We also hosted booths from several other groups in the area, including the Kildare Steiner school, Future Forests and the South Kildare Beekeepers – the last of which I talked to a long time, in preparation for the bees we hope to cultivate (herd? host?) on our land next year.
There were a few things I might have done differently. I had hoped to record the talks and put them on YouTube, but the quality is too poor – next time we need to not schedule the mass drumming next door to the speeches. Also I was busy washing dishes and completely missed the student theatre presentation in the next room -- a short play they wrote about what a post-fossil-fuel world might be like, based on a talk I gave to them last month. I still have no idea what it was like.

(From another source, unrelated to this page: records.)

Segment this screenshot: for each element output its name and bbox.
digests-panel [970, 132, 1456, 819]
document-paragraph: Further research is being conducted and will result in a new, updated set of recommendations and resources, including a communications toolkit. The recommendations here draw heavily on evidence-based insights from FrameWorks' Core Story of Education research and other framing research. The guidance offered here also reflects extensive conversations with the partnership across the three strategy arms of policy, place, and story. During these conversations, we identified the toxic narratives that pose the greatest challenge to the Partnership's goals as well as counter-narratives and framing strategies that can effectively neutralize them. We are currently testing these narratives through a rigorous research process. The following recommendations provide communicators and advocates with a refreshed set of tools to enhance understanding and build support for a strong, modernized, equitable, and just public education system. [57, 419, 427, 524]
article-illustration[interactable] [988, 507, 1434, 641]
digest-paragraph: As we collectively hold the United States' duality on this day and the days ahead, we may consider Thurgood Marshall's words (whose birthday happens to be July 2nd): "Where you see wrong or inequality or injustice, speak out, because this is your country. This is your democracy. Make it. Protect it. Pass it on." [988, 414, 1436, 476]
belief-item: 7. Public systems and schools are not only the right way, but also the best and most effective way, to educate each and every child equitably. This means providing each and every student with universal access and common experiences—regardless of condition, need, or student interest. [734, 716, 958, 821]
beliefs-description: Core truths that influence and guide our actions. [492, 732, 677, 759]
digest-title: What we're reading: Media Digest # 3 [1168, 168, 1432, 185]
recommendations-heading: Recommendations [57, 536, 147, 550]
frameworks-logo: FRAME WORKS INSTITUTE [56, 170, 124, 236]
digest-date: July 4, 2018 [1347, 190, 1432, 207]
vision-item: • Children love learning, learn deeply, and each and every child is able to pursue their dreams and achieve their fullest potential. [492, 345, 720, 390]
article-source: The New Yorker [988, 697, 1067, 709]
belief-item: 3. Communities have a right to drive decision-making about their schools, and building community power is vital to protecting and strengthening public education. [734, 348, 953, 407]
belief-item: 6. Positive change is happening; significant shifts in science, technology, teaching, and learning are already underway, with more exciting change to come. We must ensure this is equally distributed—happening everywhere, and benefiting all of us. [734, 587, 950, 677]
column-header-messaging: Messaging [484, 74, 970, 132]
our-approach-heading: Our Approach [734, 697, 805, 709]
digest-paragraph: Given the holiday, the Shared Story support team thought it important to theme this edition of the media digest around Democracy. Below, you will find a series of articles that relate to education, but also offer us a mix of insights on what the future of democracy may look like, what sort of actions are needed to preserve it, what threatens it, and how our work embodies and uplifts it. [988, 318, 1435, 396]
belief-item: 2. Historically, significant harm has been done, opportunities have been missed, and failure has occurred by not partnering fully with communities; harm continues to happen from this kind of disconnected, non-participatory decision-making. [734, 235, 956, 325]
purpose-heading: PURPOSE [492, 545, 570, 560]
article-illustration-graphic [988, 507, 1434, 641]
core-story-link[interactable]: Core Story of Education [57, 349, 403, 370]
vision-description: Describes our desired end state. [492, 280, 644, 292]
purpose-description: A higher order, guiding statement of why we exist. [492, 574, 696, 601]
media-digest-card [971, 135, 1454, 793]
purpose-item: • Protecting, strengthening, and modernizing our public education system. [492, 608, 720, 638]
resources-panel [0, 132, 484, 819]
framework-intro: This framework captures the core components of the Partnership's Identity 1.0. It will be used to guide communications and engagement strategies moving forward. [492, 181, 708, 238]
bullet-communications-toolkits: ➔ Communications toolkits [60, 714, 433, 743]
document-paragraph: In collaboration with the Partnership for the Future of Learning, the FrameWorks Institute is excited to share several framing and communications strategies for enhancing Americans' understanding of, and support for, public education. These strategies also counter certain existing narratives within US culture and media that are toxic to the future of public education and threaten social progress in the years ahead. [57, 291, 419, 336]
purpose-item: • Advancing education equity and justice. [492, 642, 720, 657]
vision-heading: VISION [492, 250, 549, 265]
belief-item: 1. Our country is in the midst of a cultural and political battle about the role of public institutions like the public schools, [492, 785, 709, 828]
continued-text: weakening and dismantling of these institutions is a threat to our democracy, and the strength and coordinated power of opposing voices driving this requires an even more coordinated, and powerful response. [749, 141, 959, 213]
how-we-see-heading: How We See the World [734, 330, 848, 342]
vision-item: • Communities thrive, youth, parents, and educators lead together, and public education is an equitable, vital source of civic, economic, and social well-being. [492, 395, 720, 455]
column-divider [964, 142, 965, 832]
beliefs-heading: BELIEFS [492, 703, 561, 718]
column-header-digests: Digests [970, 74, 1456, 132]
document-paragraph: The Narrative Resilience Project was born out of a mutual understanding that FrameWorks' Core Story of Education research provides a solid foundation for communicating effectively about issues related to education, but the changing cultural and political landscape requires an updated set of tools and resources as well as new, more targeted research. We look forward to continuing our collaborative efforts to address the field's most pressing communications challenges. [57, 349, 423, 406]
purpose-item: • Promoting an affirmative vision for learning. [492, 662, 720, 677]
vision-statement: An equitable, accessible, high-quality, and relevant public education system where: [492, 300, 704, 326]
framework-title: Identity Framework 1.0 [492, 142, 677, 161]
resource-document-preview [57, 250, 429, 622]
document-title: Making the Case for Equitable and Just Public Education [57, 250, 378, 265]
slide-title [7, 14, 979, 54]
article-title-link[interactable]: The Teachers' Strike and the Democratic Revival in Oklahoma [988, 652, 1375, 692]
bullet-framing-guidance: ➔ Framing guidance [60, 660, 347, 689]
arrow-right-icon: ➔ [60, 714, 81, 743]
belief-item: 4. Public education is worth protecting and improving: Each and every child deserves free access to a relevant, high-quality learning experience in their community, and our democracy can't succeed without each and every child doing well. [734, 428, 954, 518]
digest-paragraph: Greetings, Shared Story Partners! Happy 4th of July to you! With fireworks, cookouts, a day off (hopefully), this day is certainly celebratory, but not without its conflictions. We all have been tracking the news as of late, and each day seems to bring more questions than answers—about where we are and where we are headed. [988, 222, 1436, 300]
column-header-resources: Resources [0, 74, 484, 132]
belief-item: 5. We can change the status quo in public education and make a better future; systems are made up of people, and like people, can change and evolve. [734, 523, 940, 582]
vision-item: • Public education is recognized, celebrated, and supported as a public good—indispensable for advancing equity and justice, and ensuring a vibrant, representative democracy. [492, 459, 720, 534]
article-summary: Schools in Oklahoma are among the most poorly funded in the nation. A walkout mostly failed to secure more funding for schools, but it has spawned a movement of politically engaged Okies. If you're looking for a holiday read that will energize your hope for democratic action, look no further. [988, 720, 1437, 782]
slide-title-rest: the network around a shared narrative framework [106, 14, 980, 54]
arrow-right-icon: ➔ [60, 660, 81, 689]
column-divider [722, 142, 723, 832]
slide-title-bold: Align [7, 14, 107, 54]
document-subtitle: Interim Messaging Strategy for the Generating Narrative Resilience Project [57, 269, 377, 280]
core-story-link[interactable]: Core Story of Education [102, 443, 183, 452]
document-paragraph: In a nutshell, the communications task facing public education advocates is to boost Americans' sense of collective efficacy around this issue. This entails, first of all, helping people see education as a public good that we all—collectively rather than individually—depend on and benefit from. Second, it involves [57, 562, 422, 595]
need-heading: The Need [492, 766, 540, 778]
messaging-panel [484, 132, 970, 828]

Still, it was a great success. We get discouraged by the burning usual of life, and it seems as though nothing we do makes a difference. And then we remember the hundreds of people who came to an event like this, and all they heard and learned. And all the peak oil speakers – say, me – learned about beekeeping, and all the weavers learned about composting, and all the schoolteachers at the Steiner School learned about all these things. Sorry to gush, but days like this are what make the rest of life worthwhile. Days like this are how it begins.